Relationships were the focus of my work when Pentad opened its doors several years ago.
In addition, I held seminars for
women. My every waking moment was consumed with these subjects. The
more I dug into the depths of common concepts taken for granted, the
more frustrated I became at the media's portrayal of that which was
supposed to work to save relationships, or what people should do to
"spice" up their love lives. So little substance, and people eat it
up. Why? Because they count on the media's use of experts. They
count on them knowing what they are talking about.
I painfully sense that many are up in the lofty branches of a rotting tree, desperately attempting to paint dry leaves green, all the while ignoring the condition of the roots and trunk. I don't know. In the scheme of bigger and better, simplicity may not be fancy enough. Frilly quick solutions become mindset. They become a cultural standard, and even though people realize that they could not be further from the truth of the realities they live.
So, the other day I sat thinking about how I could turn my own frustration described above into something a little more constructive.

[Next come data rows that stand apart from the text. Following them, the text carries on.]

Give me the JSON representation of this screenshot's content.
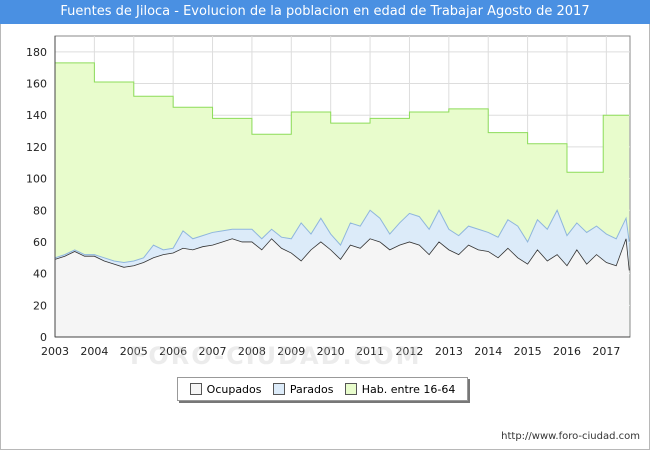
{
  "title": "Fuentes de Jiloca - Evolucion de la poblacion en edad de Trabajar Agosto de 2017",
  "footer": "http://www.foro-ciudad.com",
  "watermark": "FORO-CIUDAD.COM",
  "colors": {
    "title_bar": "#4a90e2",
    "hab_fill": "#e8fccc",
    "hab_line": "#8ddc5a",
    "parados_fill": "#dcebf9",
    "parados_line": "#8fb6dd",
    "ocupados_fill": "#f5f5f5",
    "ocupados_line": "#333333",
    "grid": "#dddddd"
  },
  "legend": [
    {
      "label": "Ocupados",
      "color": "#f5f5f5"
    },
    {
      "label": "Parados",
      "color": "#dcebf9"
    },
    {
      "label": "Hab. entre 16-64",
      "color": "#e8fccc"
    }
  ],
  "chart_data": {
    "type": "area",
    "title": "Fuentes de Jiloca - Evolucion de la poblacion en edad de Trabajar Agosto de 2017",
    "xlabel": "",
    "ylabel": "",
    "xlim": [
      2003,
      2017.6
    ],
    "ylim": [
      0,
      190
    ],
    "y_ticks": [
      0,
      20,
      40,
      60,
      80,
      100,
      120,
      140,
      160,
      180
    ],
    "x_ticks": [
      2003,
      2004,
      2005,
      2006,
      2007,
      2008,
      2009,
      2010,
      2011,
      2012,
      2013,
      2014,
      2015,
      2016,
      2017
    ],
    "grid": true,
    "legend_position": "bottom-center",
    "series": [
      {
        "name": "Hab. entre 16-64",
        "x": [
          2003,
          2004,
          2004,
          2005,
          2005,
          2006,
          2006,
          2007,
          2007,
          2008,
          2008,
          2009,
          2009,
          2010,
          2010,
          2011,
          2011,
          2012,
          2012,
          2013,
          2013,
          2014,
          2014,
          2015,
          2015,
          2016,
          2016,
          2016.92,
          2016.92,
          2017.58
        ],
        "values": [
          173,
          173,
          161,
          161,
          152,
          152,
          145,
          145,
          138,
          138,
          128,
          128,
          142,
          142,
          135,
          135,
          138,
          138,
          142,
          142,
          144,
          144,
          129,
          129,
          122,
          122,
          104,
          104,
          140,
          140
        ]
      },
      {
        "name": "Parados",
        "x": [
          2003,
          2003.25,
          2003.5,
          2003.75,
          2004,
          2004.25,
          2004.5,
          2004.75,
          2005,
          2005.25,
          2005.5,
          2005.75,
          2006,
          2006.25,
          2006.5,
          2006.75,
          2007,
          2007.25,
          2007.5,
          2007.75,
          2008,
          2008.25,
          2008.5,
          2008.75,
          2009,
          2009.25,
          2009.5,
          2009.75,
          2010,
          2010.25,
          2010.5,
          2010.75,
          2011,
          2011.25,
          2011.5,
          2011.75,
          2012,
          2012.25,
          2012.5,
          2012.75,
          2013,
          2013.25,
          2013.5,
          2013.75,
          2014,
          2014.25,
          2014.5,
          2014.75,
          2015,
          2015.25,
          2015.5,
          2015.75,
          2016,
          2016.25,
          2016.5,
          2016.75,
          2017,
          2017.25,
          2017.5,
          2017.58
        ],
        "values": [
          50,
          52,
          55,
          52,
          52,
          50,
          48,
          47,
          48,
          50,
          58,
          55,
          56,
          67,
          62,
          64,
          66,
          67,
          68,
          68,
          68,
          62,
          68,
          63,
          62,
          72,
          65,
          75,
          65,
          58,
          72,
          70,
          80,
          75,
          65,
          72,
          78,
          76,
          68,
          80,
          68,
          64,
          70,
          68,
          66,
          63,
          74,
          70,
          60,
          74,
          68,
          80,
          64,
          72,
          66,
          70,
          65,
          62,
          75,
          60
        ]
      },
      {
        "name": "Ocupados",
        "x": [
          2003,
          2003.25,
          2003.5,
          2003.75,
          2004,
          2004.25,
          2004.5,
          2004.75,
          2005,
          2005.25,
          2005.5,
          2005.75,
          2006,
          2006.25,
          2006.5,
          2006.75,
          2007,
          2007.25,
          2007.5,
          2007.75,
          2008,
          2008.25,
          2008.5,
          2008.75,
          2009,
          2009.25,
          2009.5,
          2009.75,
          2010,
          2010.25,
          2010.5,
          2010.75,
          2011,
          2011.25,
          2011.5,
          2011.75,
          2012,
          2012.25,
          2012.5,
          2012.75,
          2013,
          2013.25,
          2013.5,
          2013.75,
          2014,
          2014.25,
          2014.5,
          2014.75,
          2015,
          2015.25,
          2015.5,
          2015.75,
          2016,
          2016.25,
          2016.5,
          2016.75,
          2017,
          2017.25,
          2017.5,
          2017.58
        ],
        "values": [
          49,
          51,
          54,
          51,
          51,
          48,
          46,
          44,
          45,
          47,
          50,
          52,
          53,
          56,
          55,
          57,
          58,
          60,
          62,
          60,
          60,
          55,
          62,
          56,
          53,
          48,
          55,
          60,
          55,
          49,
          58,
          56,
          62,
          60,
          55,
          58,
          60,
          58,
          52,
          60,
          55,
          52,
          58,
          55,
          54,
          50,
          56,
          50,
          46,
          55,
          48,
          52,
          45,
          55,
          46,
          52,
          47,
          45,
          62,
          42
        ]
      }
    ]
  }
}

I wondered if there was anything I could share with people that may empower them in their search for answers and help, and especially those that feel confused about the 'who is who' in the expert environment.
I think the most important piece of information people should know when faced with an ocean of methods, is the fact that those working in this field come from different academic backgrounds. This means that their perspectives, and therefore their focus and methods, are very much colored by their respective theoretical foundation.
Couple and family therapy is not necessarily considered a true science by all, except perhaps by therapists themselves. This doesn't mean that they don't wish to help as I feel many do have good intentions to do exactly that. You will find NLP practitioners working with individuals to solve their relationship difficulties. You will find specialists in personal development. You will find psychiatrists and social workers, and you will find that psychologists have historically couped as the largest group, joined by other types of therapists. Basically, the list goes on and on. Although a couple of specialists (such as John Gottman) work to elevate its status through the scientific method, couples therapy has primarily been one of trial and error. Methods are evidence-based, and not necessarily proven. Please keep all of this in mind each time a new theory or magic bullet is lanced on the market.
Twenty years of higher academic education and clinical experience within the human sciences has taught me how beautifully complex we are as human beings, and equally so in our interactions and relationships. Furthermore, having resided in countries with differing academic agendas and cultures, I admit that it easier for me to sit back and observe objectively. It is easier to uncover certain truths, and accept reality as more than good enough.
There is no magic bullet. Put the searching and consumer mindset in you aside for just a moment, and ask yourself an honest question. Ask yourself, "What is it that I really want"? Start there, and see what happens. It may take a day or so for the answer(s) to bubble up to the surface, but surface they will.